Personal favorite sections of the interview include:
a) a practical discussion of what’s feasible to transition from our current tax code to a land value tax system including where in America and abroad it’s already being experimented with!
b) The pitfalls of land monopolies in video games
Lars has spent most of his career as a game developer. The conditions of land scarcity in games and the metaverse are profoundly insightful since they exist in a digital universe.
20 years later, I checked back in [with Ultima Online]. And that housing crisis is still ongoing in that game. That housing crisis remains unsolved! You have this entire black market for housing. And then I noticed that that trend was repeated in other online games, like Final Fantasy 14. And then recently in 2022, with all this huge wave of crypto games, like Axie Infinity, Decentral Land and the Sandbox. Then Yuga Labs’ Bored Ape Yacht Club, the other side, had all these big land sales.
At the time, I was working as an analyst for a video game consulting firm called Naavik. I told my employers we are going to see all the same problems happen. We are going to see virtual land speculation. They’re going to reproduce the conditions of housing crisis in the real world. And it’s going to be a disaster.
I called it, and it turns out I was right. And we’ve now seen that whole cycle kind of work itself out. And it just kind of blew my mind that we could reproduce the problems of the real world so articulately in the virtual world without anyone trying to do it. It just happened. And that is kind of the actual connection between my background in game design and kind of getting George-pilled as the internet kids call it these days.
- And finally…a fun bonus you’ll find in the master document, and the origin of Munchie’s title today:
It has been so fun to get “George-pilled”. Rebuilding an understanding of value creation and how it flows, mapping economics to what appears to be happening around me in the US and especially California, moving away from wanting to tax wealth and instead wanting to tax land (and being consistent about not wanting to tax income in either framework), and discovering the ironic, controversial of Monopoly — this entire journey has felt like a boardgame in its own right.
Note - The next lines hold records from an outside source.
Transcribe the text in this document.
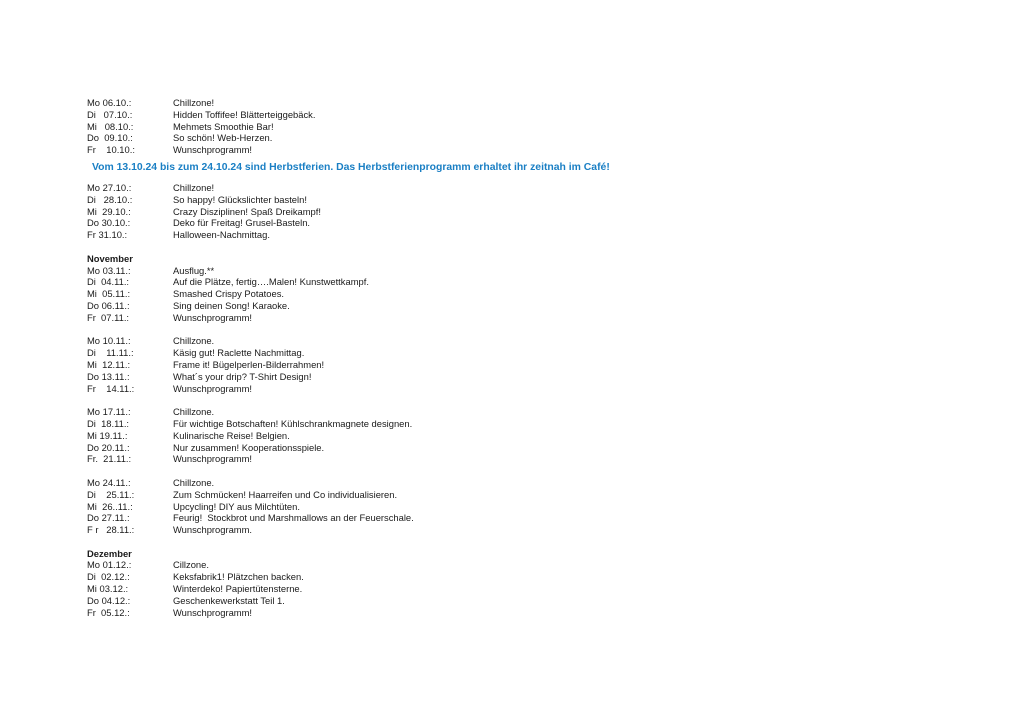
Mo 06.10.:	Chillzone!
Di   07.10.:	Hidden Toffifee! Blätterteiggebäck.
Mi   08.10.:	Mehmets Smoothie Bar!
Do  09.10.:	So schön! Web-Herzen.
Fr    10.10.:	Wunschprogramm!
Vom 13.10.24 bis zum 24.10.24 sind Herbstferien. Das Herbstferienprogramm erhaltet ihr zeitnah im Café!
Mo 27.10.:	Chillzone!
Di   28.10.:	So happy! Glückslichter basteln!
Mi  29.10.:	Crazy Disziplinen! Spaß Dreikampf!
Do 30.10.:	Deko für Freitag! Grusel-Basteln.
Fr 31.10.:	Halloween-Nachmittag.
November
Mo 03.11.:	Ausflug.**
Di  04.11.:	Auf die Plätze, fertig….Malen! Kunstwettkampf.
Mi  05.11.:	Smashed Crispy Potatoes.
Do 06.11.:	Sing deinen Song! Karaoke.
Fr  07.11.:	Wunschprogramm!
Mo 10.11.:	Chillzone.
Di    11.11.:	Käsig gut! Raclette Nachmittag.
Mi  12.11.:	Frame it! Bügelperlen-Bilderrahmen!
Do 13.11.:	What´s your drip? T-Shirt Design!
Fr    14.11.:	Wunschprogramm!
Mo 17.11.:	Chillzone.
Di  18.11.:	Für wichtige Botschaften! Kühlschrankmagnete designen.
Mi 19.11.:	Kulinarische Reise! Belgien.
Do 20.11.:	Nur zusammen! Kooperationsspiele.
Fr.  21.11.:	Wunschprogramm!
Mo 24.11.:	Chillzone.
Di    25.11.:	Zum Schmücken! Haarreifen und Co individualisieren.
Mi  26..11.:	Upcycling! DIY aus Milchtüten.
Do 27.11.:	Feurig!  Stockbrot und Marshmallows an der Feuerschale.
F r   28.11.:	Wunschprogramm.
Dezember
Mo 01.12.:	Cillzone.
Di  02.12.:	Keksfabrik1! Plätzchen backen.
Mi 03.12.:	Winterdeko! Papiertütensterne.
Do 04.12.:	Geschenkewerkstatt Teil 1.
Fr  05.12.:	Wunschprogramm!
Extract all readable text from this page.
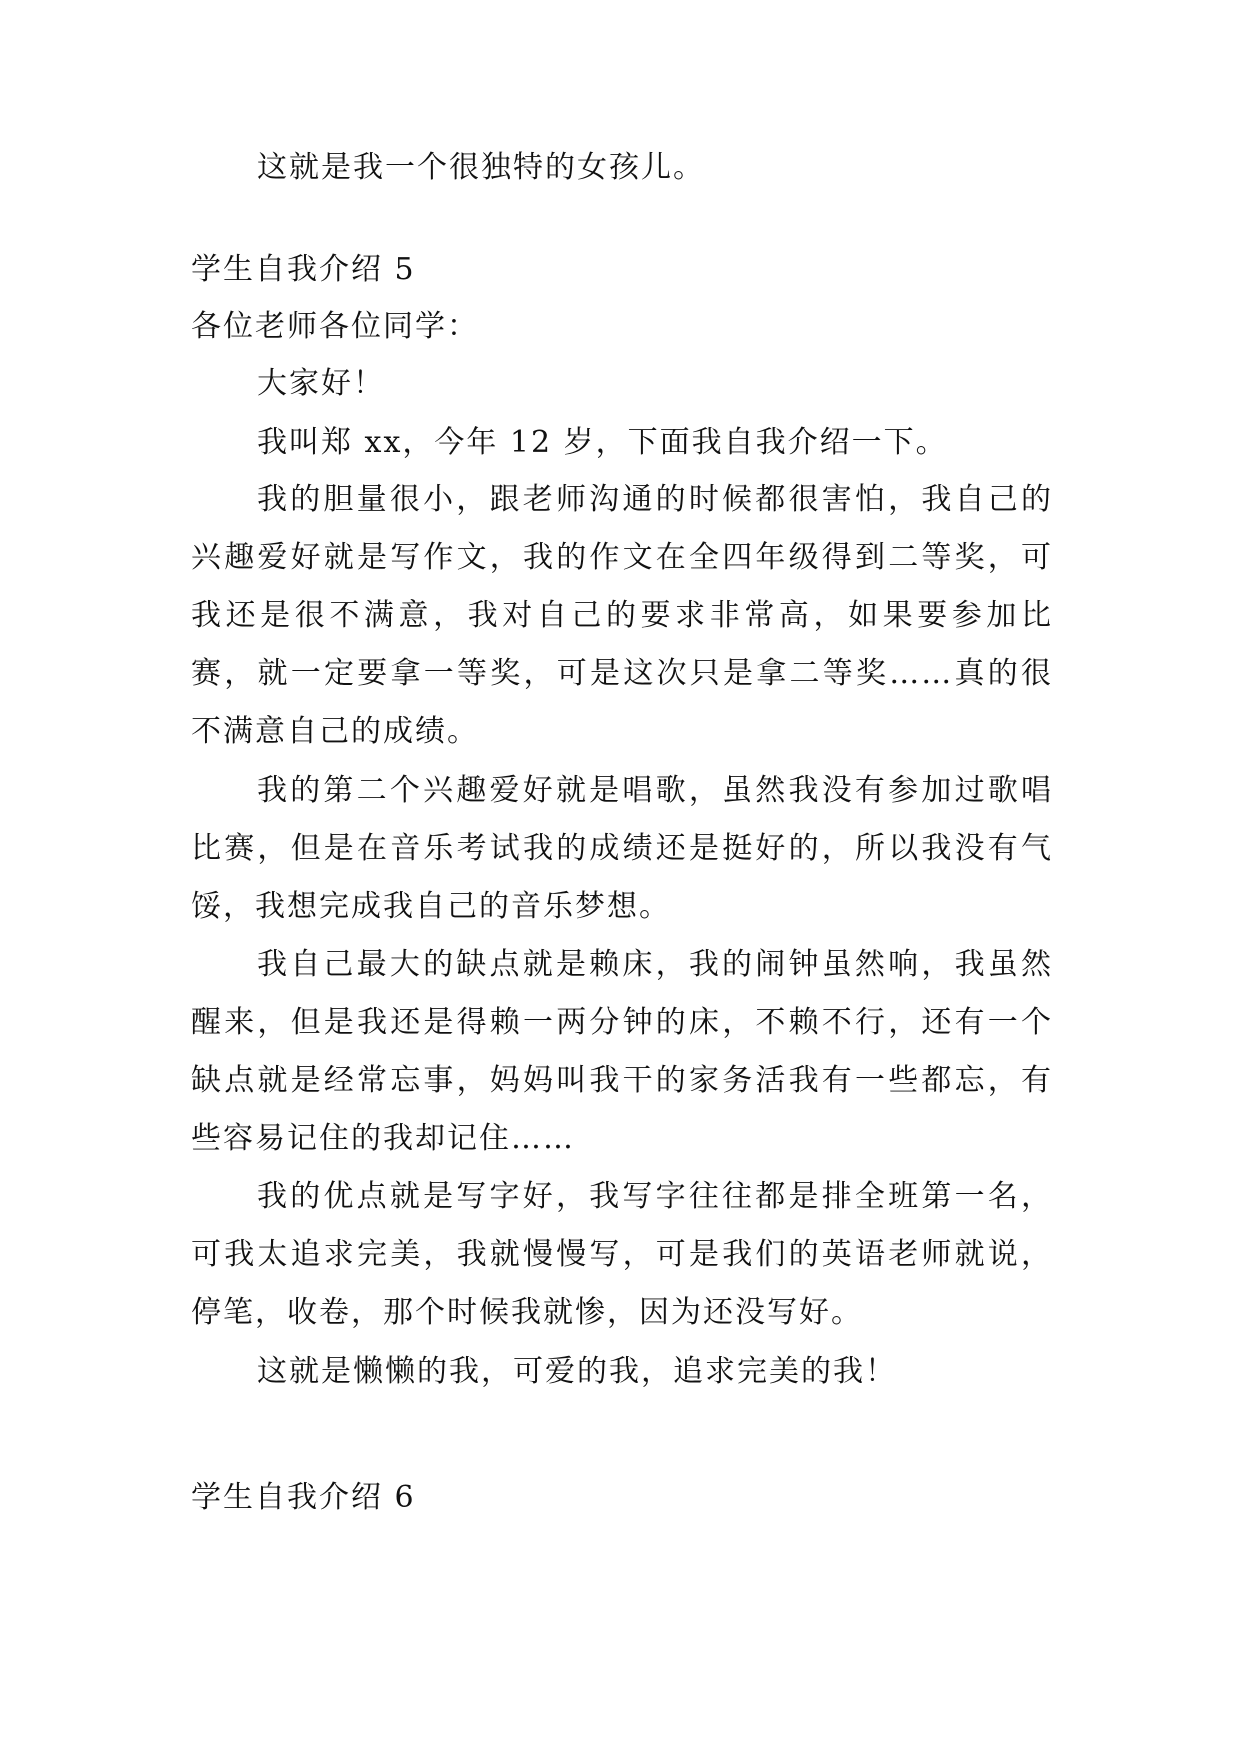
这就是我一个很独特的女孩儿。
学生自我介绍 5
各位老师各位同学：
大家好！
我叫郑 xx，今年 12 岁，下面我自我介绍一下。
我的胆量很小，跟老师沟通的时候都很害怕，我自己的兴趣爱好就是写作文，我的作文在全四年级得到二等奖，可我还是很不满意，我对自己的要求非常高，如果要参加比赛，就一定要拿一等奖，可是这次只是拿二等奖……真的很不满意自己的成绩。
我的第二个兴趣爱好就是唱歌，虽然我没有参加过歌唱比赛，但是在音乐考试我的成绩还是挺好的，所以我没有气馁，我想完成我自己的音乐梦想。
我自己最大的缺点就是赖床，我的闹钟虽然响，我虽然醒来，但是我还是得赖一两分钟的床，不赖不行，还有一个缺点就是经常忘事，妈妈叫我干的家务活我有一些都忘，有些容易记住的我却记住……
我的优点就是写字好，我写字往往都是排全班第一名，可我太追求完美，我就慢慢写，可是我们的英语老师就说，停笔，收卷，那个时候我就惨，因为还没写好。
这就是懒懒的我，可爱的我，追求完美的我！
学生自我介绍 6
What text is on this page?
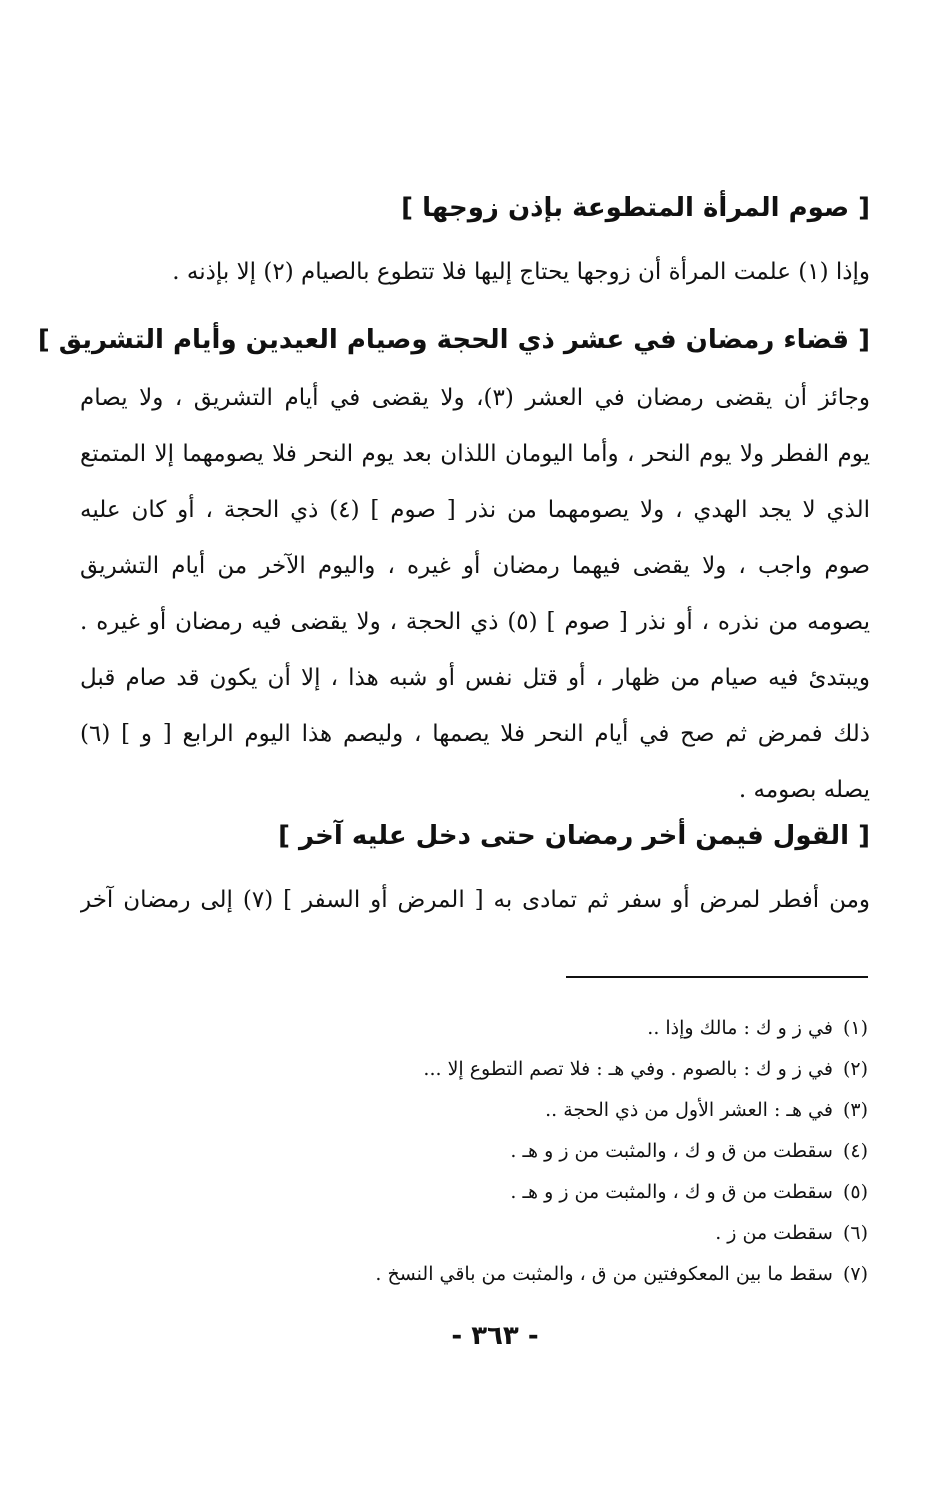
[ صوم المرأة المتطوعة بإذن زوجها ]

وإذا (١) علمت المرأة أن زوجها يحتاج إليها فلا تتطوع بالصيام (٢) إلا بإذنه .

[ قضاء رمضان في عشر ذي الحجة وصيام العيدين وأيام التشريق ]

وجائز أن يقضى رمضان في العشر (٣)، ولا يقضى في أيام التشريق ، ولا يصام
يوم الفطر ولا يوم النحر ، وأما اليومان اللذان بعد يوم النحر فلا يصومهما إلا المتمتع
الذي لا يجد الهدي ، ولا يصومهما من نذر [ صوم ] (٤) ذي الحجة ، أو كان عليه
صوم واجب ، ولا يقضى فيهما رمضان أو غيره ، واليوم الآخر من أيام التشريق
يصومه من نذره ، أو نذر [ صوم ] (٥) ذي الحجة ، ولا يقضى فيه رمضان أو غيره .
ويبتدئ فيه صيام من ظهار ، أو قتل نفس أو شبه هذا ، إلا أن يكون قد صام قبل
ذلك فمرض ثم صح في أيام النحر فلا يصمها ، وليصم هذا اليوم الرابع [ و ] (٦)
يصله بصومه .

[ القول فيمن أخر رمضان حتى دخل عليه آخر ]

ومن أفطر لمرض أو سفر ثم تمادى به [ المرض أو السفر ] (٧) إلى رمضان آخر

(١)في ز و ك : مالك وإذا ..
(٢)في ز و ك : بالصوم . وفي هـ : فلا تصم التطوع إلا ...
(٣)في هـ : العشر الأول من ذي الحجة ..
(٤)سقطت من ق و ك ، والمثبت من ز و هـ .
(٥)سقطت من ق و ك ، والمثبت من ز و هـ .
(٦)سقطت من ز .
(٧)سقط ما بين المعكوفتين من ق ، والمثبت من باقي النسخ .
- ٣٦٣ -
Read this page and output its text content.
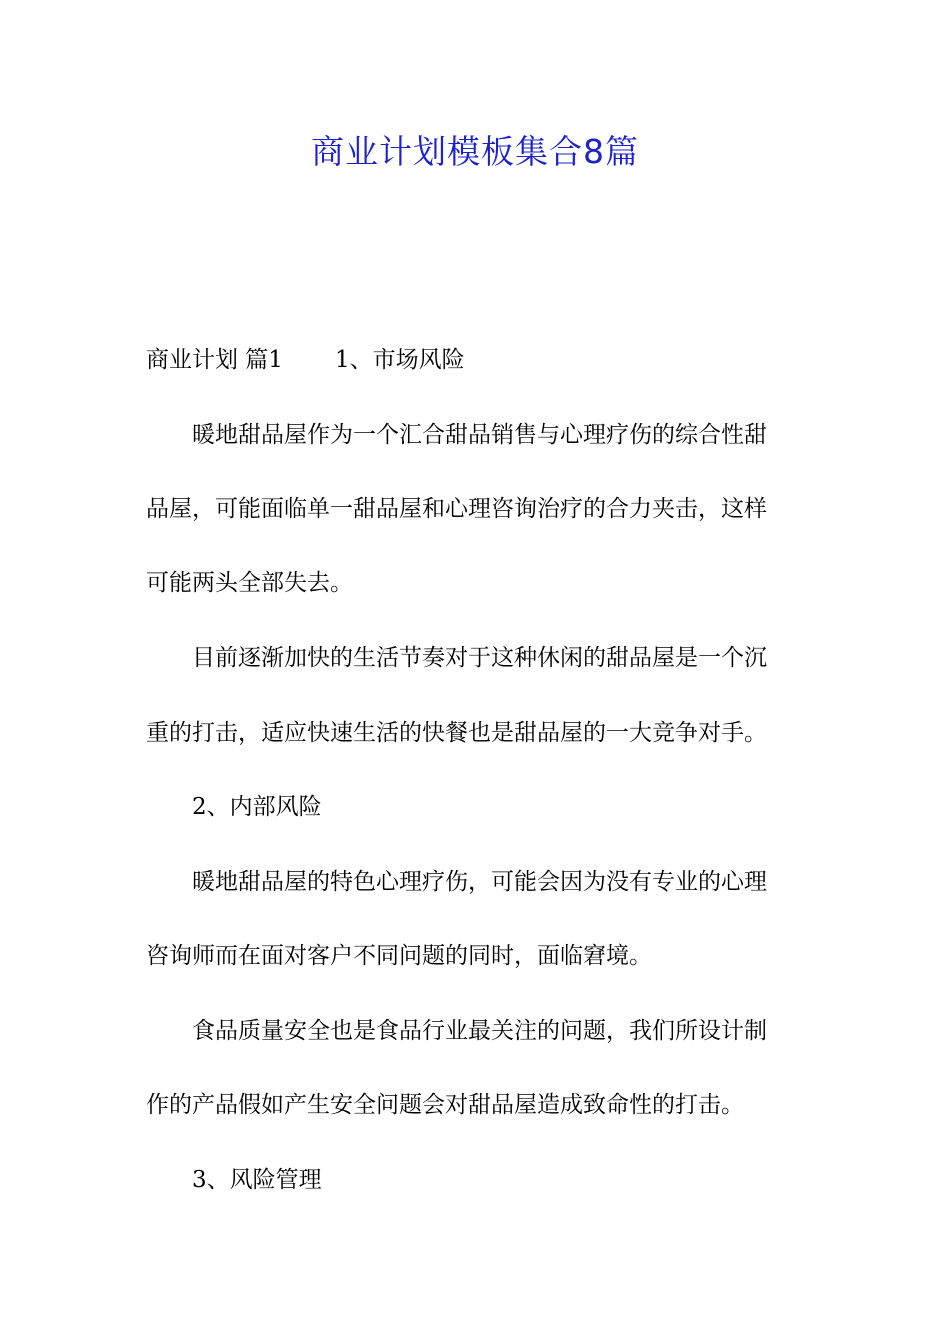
商业计划模板集合8篇

商业计划 篇1 1、市场风险

暖地甜品屋作为一个汇合甜品销售与心理疗伤的综合性甜

品屋，可能面临单一甜品屋和心理咨询治疗的合力夹击，这样

可能两头全部失去。

目前逐渐加快的生活节奏对于这种休闲的甜品屋是一个沉

重的打击，适应快速生活的快餐也是甜品屋的一大竞争对手。

2、内部风险

暖地甜品屋的特色心理疗伤，可能会因为没有专业的心理

咨询师而在面对客户不同问题的同时，面临窘境。

食品质量安全也是食品行业最关注的问题，我们所设计制

作的产品假如产生安全问题会对甜品屋造成致命性的打击。

3、风险管理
I hope you get past the “rules” and play for yourself. I played the 20 hour version of this quest so you can hopefully get the one-sitting experience.
(I love that Lars decided to play the fully-immersive-throw-your-life-into-the-game-version. That’s the true aspirational model of financial freedom — not “let me be so rich I can idle as an absentee landlord” but let me sustain a life doing the thing I want to be doing anyway.)